NOW that some of the polls, most of the political pundits, and a few of the other prognosticators have spoken, it's time for a serious prediction. Gov. Michael Dukakis won't pick any of the names currently afloat in the press. Mr. Dukakis will select a running mate based on criteria not mentioned to date. However, his selection will balance the ticket regionally and add several other winning dimensions.
Before my prediction of who Dukakis will choose, here's a little background.
A few years ago, I spent a very long morning with him. He was teaching at Harvard's Kennedy School of Government and I was writing a book about executives - from both government and business - who had lost their jobs. From that interview, two dimensions of his personality have stuck with me: He looks upon problems as opportunities; and he has at least one hero no one has yet mentioned in print.
While others look at societal problems with either temerity, timorousness, or worse yet, deny their existence, Dukakis looks upon them as opportunities. He thinks ``comprehensively,'' not ideologically. Nor does he look through the wrong end of the telescope.
He is, and has been, particularly interested in the rebirth of cities in Massachusetts. Further, he knows that the growth of our national economy and its stability depends in no small measure upon the economic health and stability of our cities. Therefore he will pick a running mate who has considerable experience in solving problems as an urban leader. Next, given the governor's sense of ethnic identity, and impressive ability with Spanish, he will be predisposed toward a Spanish-surnamed running mate and other minorities.

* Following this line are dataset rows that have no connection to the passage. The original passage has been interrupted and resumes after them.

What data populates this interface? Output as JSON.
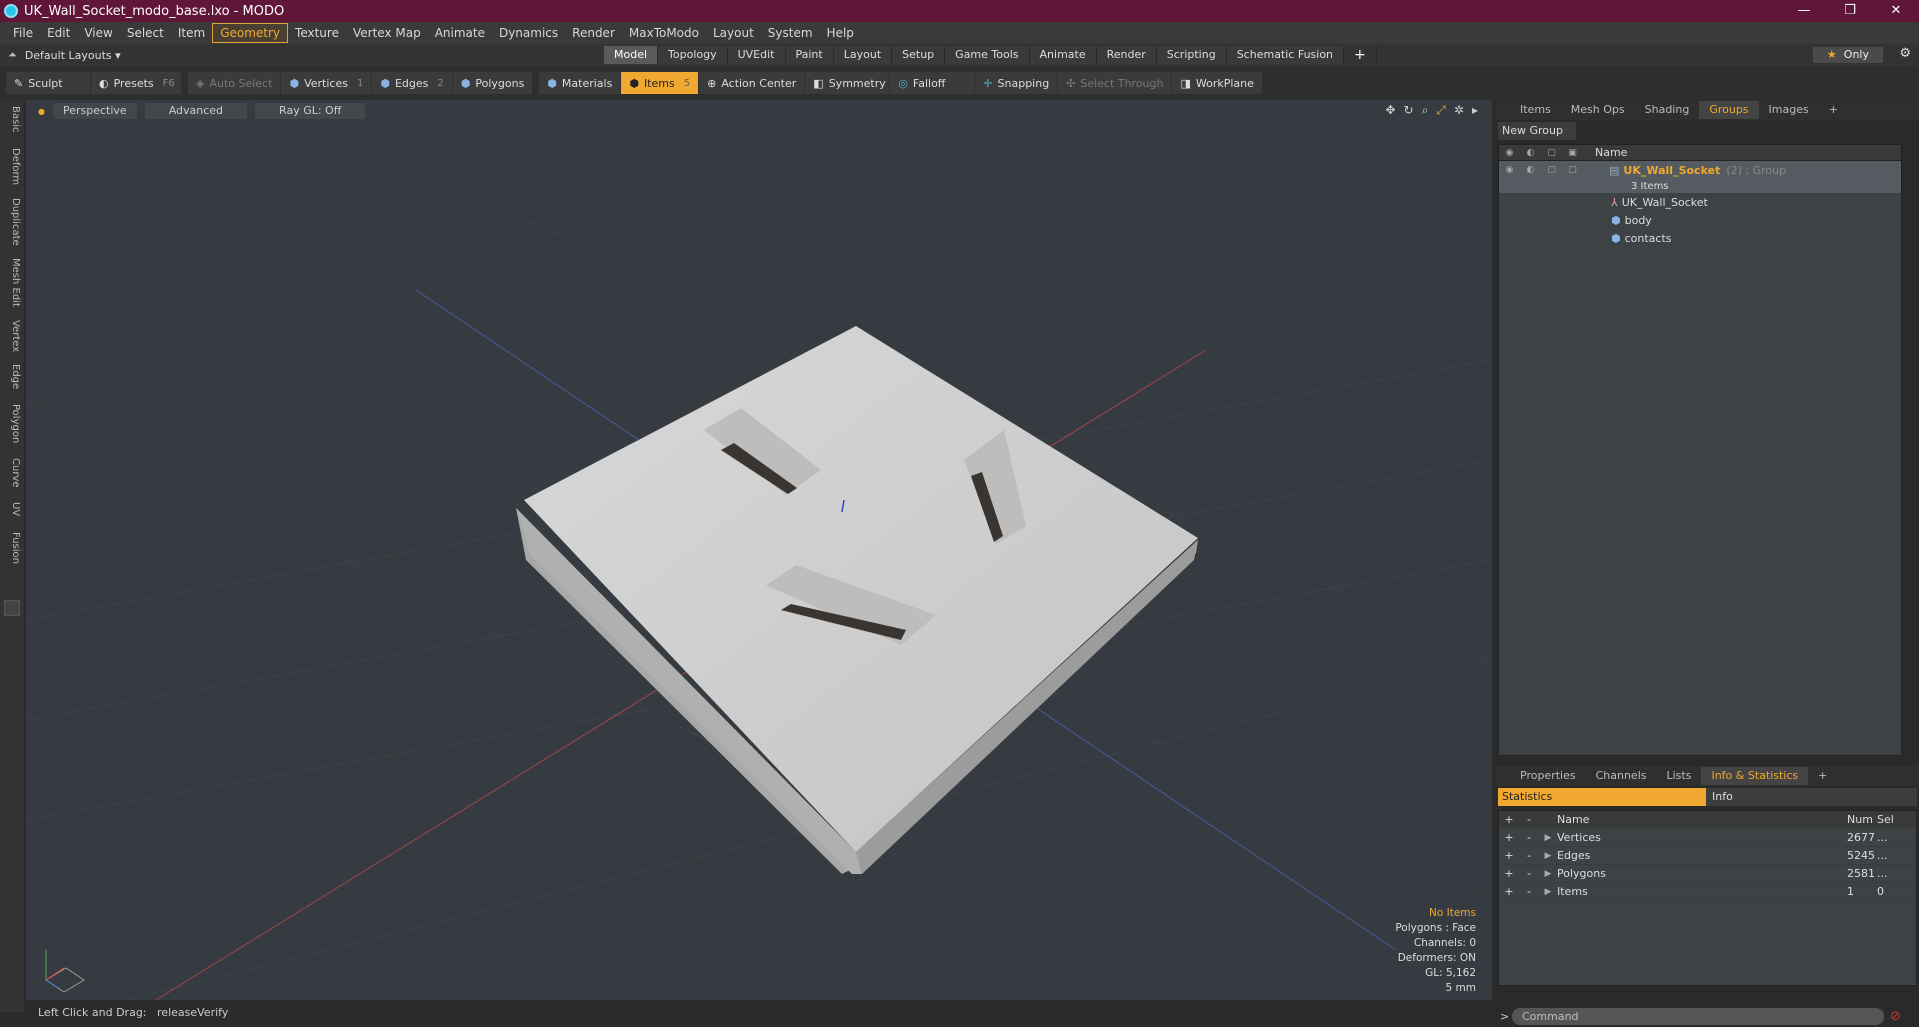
{
  "window": {
    "title": "UK_Wall_Socket_modo_base.lxo - MODO",
    "controls": [
      "—",
      "❐",
      "✕"
    ]
  },
  "menu": [
    "File",
    "Edit",
    "View",
    "Select",
    "Item",
    "Geometry",
    "Texture",
    "Vertex Map",
    "Animate",
    "Dynamics",
    "Render",
    "MaxToModo",
    "Layout",
    "System",
    "Help"
  ],
  "menu_active": "Geometry",
  "layout": {
    "default_layouts": "Default Layouts",
    "tabs": [
      "Model",
      "Topology",
      "UVEdit",
      "Paint",
      "Layout",
      "Setup",
      "Game Tools",
      "Animate",
      "Render",
      "Scripting",
      "Schematic Fusion"
    ],
    "active_tab": "Model",
    "add": "+",
    "only": "Only"
  },
  "toolbar": {
    "sculpt": "Sculpt",
    "presets": "Presets",
    "presets_key": "F6",
    "auto_select": "Auto Select",
    "vertices": "Vertices",
    "vertices_key": "1",
    "edges": "Edges",
    "edges_key": "2",
    "polygons": "Polygons",
    "materials": "Materials",
    "items": "Items",
    "items_key": "5",
    "action_center": "Action Center",
    "symmetry": "Symmetry",
    "falloff": "Falloff",
    "snapping": "Snapping",
    "select_through": "Select Through",
    "workplane": "WorkPlane"
  },
  "left_tabs": [
    "Basic",
    "Deform",
    "Duplicate",
    "Mesh Edit",
    "Vertex",
    "Edge",
    "Polygon",
    "Curve",
    "UV",
    "Fusion"
  ],
  "viewport": {
    "perspective": "Perspective",
    "advanced": "Advanced",
    "raygl": "Ray GL: Off",
    "info": {
      "no_items": "No Items",
      "polygons": "Polygons : Face",
      "channels": "Channels: 0",
      "deformers": "Deformers: ON",
      "gl": "GL: 5,162",
      "scale": "5 mm"
    }
  },
  "status": {
    "hint": "Left Click and Drag:",
    "action": "releaseVerify"
  },
  "groups_panel": {
    "tabs": [
      "Items",
      "Mesh Ops",
      "Shading",
      "Groups",
      "Images"
    ],
    "active": "Groups",
    "add": "+",
    "new_group": "New Group",
    "col_name": "Name",
    "group_name": "UK_Wall_Socket",
    "group_suffix": "(2) : Group",
    "items_count": "3 Items",
    "children": [
      "UK_Wall_Socket",
      "body",
      "contacts"
    ]
  },
  "stats_panel": {
    "tabs": [
      "Properties",
      "Channels",
      "Lists",
      "Info & Statistics"
    ],
    "active": "Info & Statistics",
    "add": "+",
    "statistics": "Statistics",
    "info": "Info",
    "headers": {
      "plus": "+",
      "minus": "-",
      "name": "Name",
      "num": "Num",
      "sel": "Sel"
    },
    "rows": [
      {
        "name": "Vertices",
        "num": "2677",
        "sel": "..."
      },
      {
        "name": "Edges",
        "num": "5245",
        "sel": "..."
      },
      {
        "name": "Polygons",
        "num": "2581",
        "sel": "..."
      },
      {
        "name": "Items",
        "num": "1",
        "sel": "0"
      }
    ]
  },
  "command": {
    "placeholder": "Command",
    "prompt": ">"
  },
  "colors": {
    "accent": "#f0a830",
    "titlebar": "#5f1639",
    "viewport": "#353b40"
  }
}
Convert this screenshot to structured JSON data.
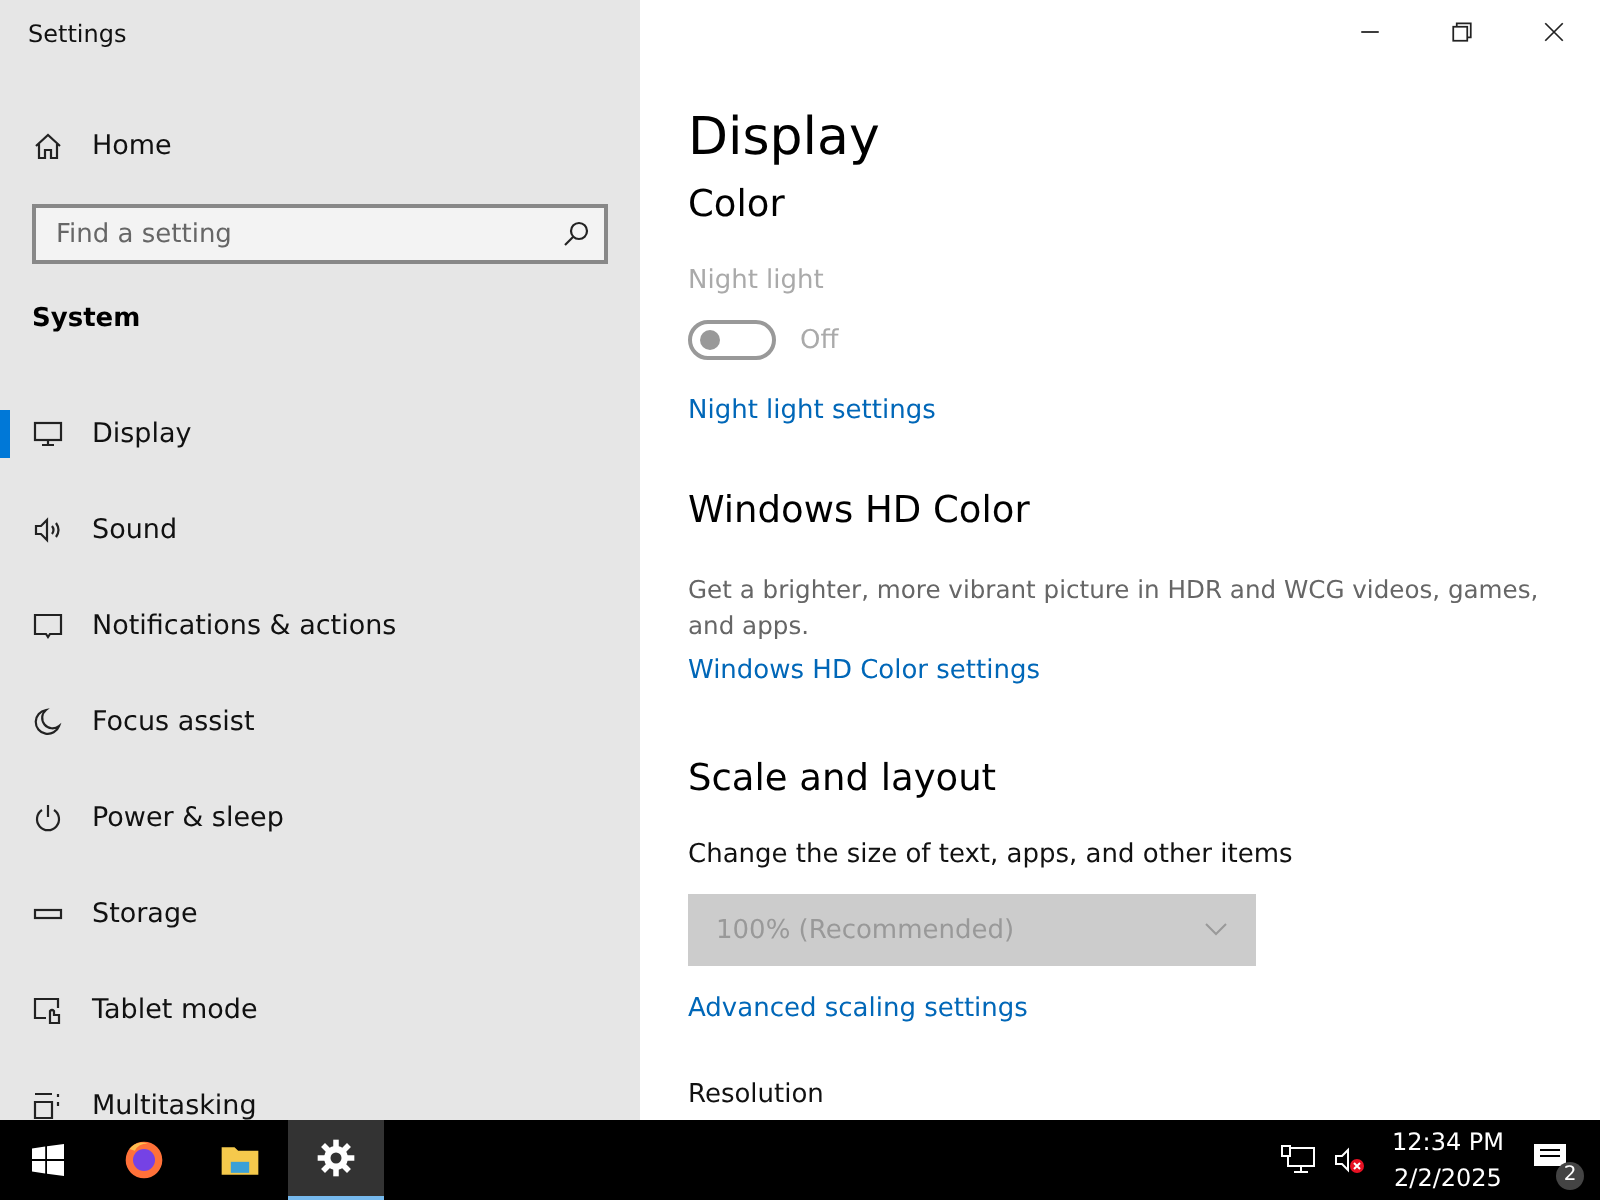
{
  "window": {
    "title": "Settings"
  },
  "sidebar": {
    "home": "Home",
    "search": {
      "placeholder": "Find a setting"
    },
    "section": "System",
    "items": [
      {
        "label": "Display",
        "selected": true
      },
      {
        "label": "Sound",
        "selected": false
      },
      {
        "label": "Notifications & actions",
        "selected": false
      },
      {
        "label": "Focus assist",
        "selected": false
      },
      {
        "label": "Power & sleep",
        "selected": false
      },
      {
        "label": "Storage",
        "selected": false
      },
      {
        "label": "Tablet mode",
        "selected": false
      },
      {
        "label": "Multitasking",
        "selected": false
      }
    ]
  },
  "page": {
    "title": "Display",
    "sections": [
      {
        "heading": "Color",
        "items": [
          {
            "kind": "label",
            "text": "Night light",
            "disabled": true
          },
          {
            "kind": "toggle",
            "on": false,
            "disabled": true,
            "state": "Off"
          },
          {
            "kind": "link",
            "text": "Night light settings"
          }
        ]
      },
      {
        "heading": "Windows HD Color",
        "items": [
          {
            "kind": "text",
            "text": "Get a brighter, more vibrant picture in HDR and WCG videos, games, and apps."
          },
          {
            "kind": "link",
            "text": "Windows HD Color settings"
          }
        ]
      },
      {
        "heading": "Scale and layout",
        "items": [
          {
            "kind": "label",
            "text": "Change the size of text, apps, and other items",
            "disabled": false
          },
          {
            "kind": "dropdown",
            "value": "100% (Recommended)",
            "disabled": true
          },
          {
            "kind": "link",
            "text": "Advanced scaling settings"
          },
          {
            "kind": "label",
            "text": "Resolution",
            "disabled": false
          }
        ]
      }
    ]
  },
  "taskbar": {
    "apps": [
      {
        "selected": false
      },
      {
        "selected": false
      },
      {
        "selected": true
      }
    ],
    "time": "12:34 PM",
    "date": "2/2/2025",
    "notification_count": "2"
  }
}
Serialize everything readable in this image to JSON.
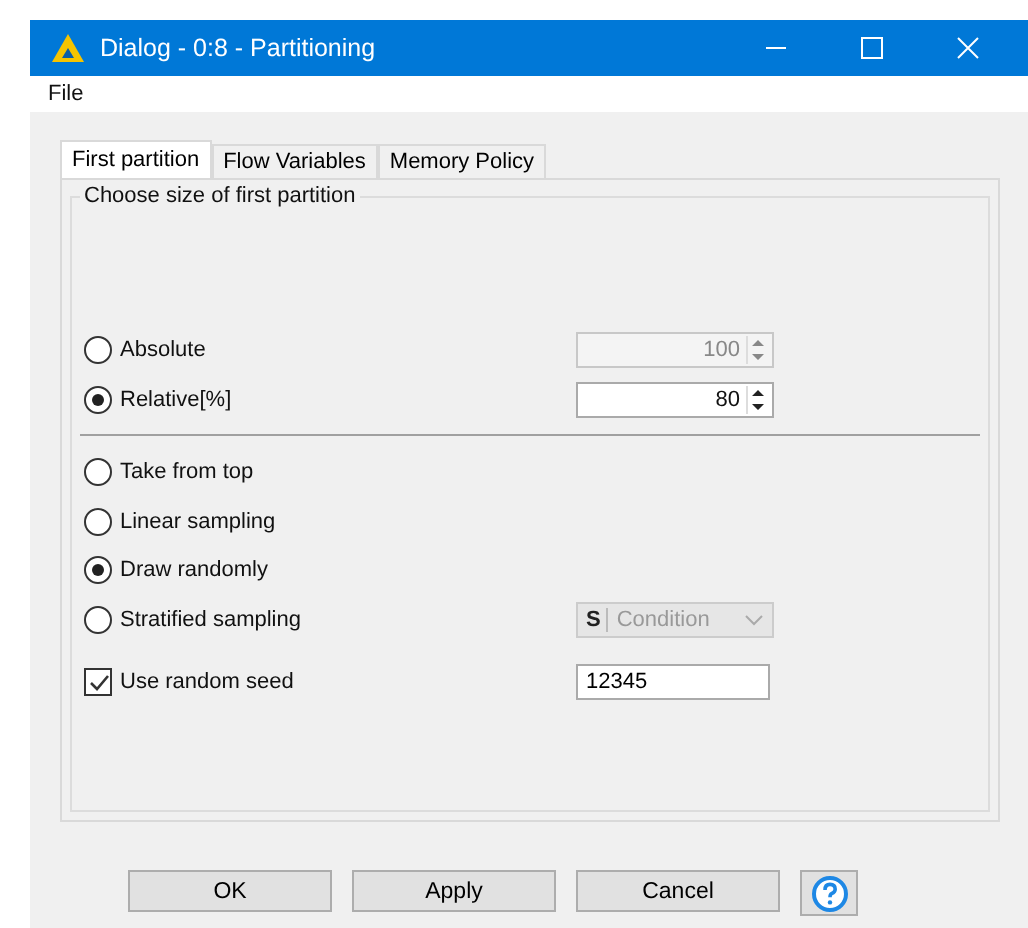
{
  "window": {
    "title": "Dialog - 0:8 - Partitioning"
  },
  "menu": [
    "File"
  ],
  "tabs": [
    {
      "label": "First partition",
      "selected": true
    },
    {
      "label": "Flow Variables",
      "selected": false
    },
    {
      "label": "Memory Policy",
      "selected": false
    }
  ],
  "group": {
    "title": "Choose size of first partition"
  },
  "size_options": [
    {
      "label": "Absolute",
      "selected": false,
      "value": "100",
      "disabled": true
    },
    {
      "label": "Relative[%]",
      "selected": true,
      "value": "80",
      "disabled": false
    }
  ],
  "sampling_options": [
    {
      "kind": "radio",
      "label": "Take from top",
      "selected": false
    },
    {
      "kind": "radio",
      "label": "Linear sampling",
      "selected": false
    },
    {
      "kind": "radio",
      "label": "Draw randomly",
      "selected": true
    },
    {
      "kind": "dropdown",
      "label": "Stratified sampling",
      "selected": false,
      "dropdown": {
        "type_letter": "S",
        "value": "Condition",
        "disabled": true
      }
    }
  ],
  "seed": {
    "label": "Use random seed",
    "checked": true,
    "value": "12345"
  },
  "buttons": [
    {
      "kind": "text",
      "label": "OK"
    },
    {
      "kind": "text",
      "label": "Apply"
    },
    {
      "kind": "text",
      "label": "Cancel"
    },
    {
      "kind": "help"
    }
  ]
}
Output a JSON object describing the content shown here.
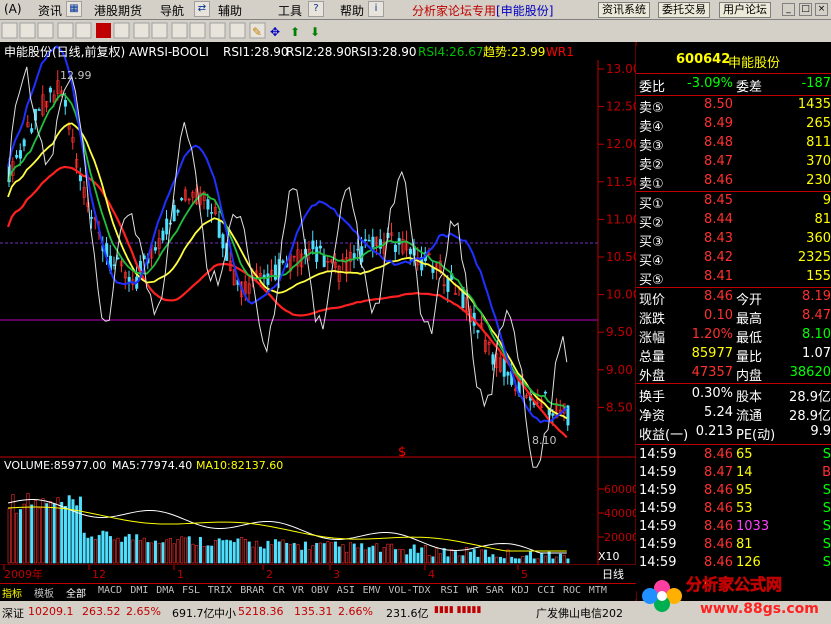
{
  "menu": {
    "items": [
      "(A)",
      "资讯",
      "港股期货",
      "导航",
      "辅助",
      "工具",
      "帮助"
    ],
    "forum_label": "分析家论坛专用",
    "forum_stock": "[申能股份]",
    "buttons": [
      "资讯系统",
      "委托交易",
      "用户论坛"
    ]
  },
  "chart": {
    "title": "申能股份(日线,前复权) AWRSI-BOOLI",
    "rsi": [
      "RSI1:28.90",
      "RSI2:28.90",
      "RSI3:28.90",
      "RSI4:26.67",
      "趋势:23.99",
      "WR1"
    ],
    "price_labels": [
      "13.00",
      "12.50",
      "12.00",
      "11.50",
      "11.00",
      "10.50",
      "10.00",
      "9.50",
      "9.00",
      "8.50"
    ],
    "high_label": "12.99",
    "low_label": "8.10",
    "signal_mark": "$",
    "volume_title": "VOLUME:85977.00",
    "ma5": "MA5:77974.40",
    "ma10": "MA10:82137.60",
    "volume_labels": [
      "60000",
      "40000",
      "20000"
    ],
    "vol_unit": "X10",
    "x_labels": [
      "2009年",
      "12",
      "1",
      "2",
      "3",
      "4",
      "5"
    ],
    "period": "日线"
  },
  "panel": {
    "code": "600642",
    "name": "申能股份",
    "weibi_label": "委比",
    "weibi": "-3.09%",
    "weicha_label": "委差",
    "weicha": "-187",
    "sell": [
      {
        "l": "卖⑤",
        "p": "8.50",
        "v": "1435"
      },
      {
        "l": "卖④",
        "p": "8.49",
        "v": "265"
      },
      {
        "l": "卖③",
        "p": "8.48",
        "v": "811"
      },
      {
        "l": "卖②",
        "p": "8.47",
        "v": "370"
      },
      {
        "l": "卖①",
        "p": "8.46",
        "v": "230"
      }
    ],
    "buy": [
      {
        "l": "买①",
        "p": "8.45",
        "v": "9"
      },
      {
        "l": "买②",
        "p": "8.44",
        "v": "81"
      },
      {
        "l": "买③",
        "p": "8.43",
        "v": "360"
      },
      {
        "l": "买④",
        "p": "8.42",
        "v": "2325"
      },
      {
        "l": "买⑤",
        "p": "8.41",
        "v": "155"
      }
    ],
    "stats": [
      {
        "a": "现价",
        "b": "8.46",
        "c": "今开",
        "d": "8.19"
      },
      {
        "a": "涨跌",
        "b": "0.10",
        "c": "最高",
        "d": "8.47"
      },
      {
        "a": "涨幅",
        "b": "1.20%",
        "c": "最低",
        "d": "8.10"
      },
      {
        "a": "总量",
        "b": "85977",
        "c": "量比",
        "d": "1.07"
      },
      {
        "a": "外盘",
        "b": "47357",
        "c": "内盘",
        "d": "38620"
      }
    ],
    "fin": [
      {
        "a": "换手",
        "b": "0.30%",
        "c": "股本",
        "d": "28.9亿"
      },
      {
        "a": "净资",
        "b": "5.24",
        "c": "流通",
        "d": "28.9亿"
      },
      {
        "a": "收益(一)",
        "b": "0.213",
        "c": "PE(动)",
        "d": "9.9"
      }
    ],
    "ticks": [
      {
        "t": "14:59",
        "p": "8.46",
        "v": "65",
        "s": "S"
      },
      {
        "t": "14:59",
        "p": "8.47",
        "v": "14",
        "s": "B"
      },
      {
        "t": "14:59",
        "p": "8.46",
        "v": "95",
        "s": "S"
      },
      {
        "t": "14:59",
        "p": "8.46",
        "v": "53",
        "s": "S"
      },
      {
        "t": "14:59",
        "p": "8.46",
        "v": "1033",
        "s": "S"
      },
      {
        "t": "14:59",
        "p": "8.46",
        "v": "81",
        "s": "S"
      },
      {
        "t": "14:59",
        "p": "8.46",
        "v": "126",
        "s": "S"
      }
    ]
  },
  "tabs": [
    "指标",
    "模板",
    "全部",
    "MACD",
    "DMI",
    "DMA",
    "FSL",
    "TRIX",
    "BRAR",
    "CR",
    "VR",
    "OBV",
    "ASI",
    "EMV",
    "VOL-TDX",
    "RSI",
    "WR",
    "SAR",
    "KDJ",
    "CCI",
    "ROC",
    "MTM"
  ],
  "status": {
    "sz": "深证",
    "sz_val": "10209.1",
    "sz_chg": "263.52",
    "sz_pct": "2.65%",
    "sz_amt": "691.7亿",
    "zx": "中小",
    "zx_val": "5218.36",
    "zx_chg": "135.31",
    "zx_pct": "2.66%",
    "zx_amt": "231.6亿",
    "news": "广发佛山电信202"
  },
  "watermark": {
    "title": "分析家公式网",
    "url": "www.88gs.com"
  }
}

During our interview a few years ago, he said that one of his heroes was Dick Tiger, the 1962-63 and 1965-66 middleweight boxing champion. How many potential presidential candidates would admit admiring a black man (other than Martin Luther King Jr.), especially one who lost and regained a boxing title without much fanfare?
Dukakis said he admired Mr. Tiger because, while he was champion, he refused to act like most of the boxing elite. As reigning champion, Tiger lived modestly (in YMCAs) and planned ahead for his re-entry into life in the slow lane.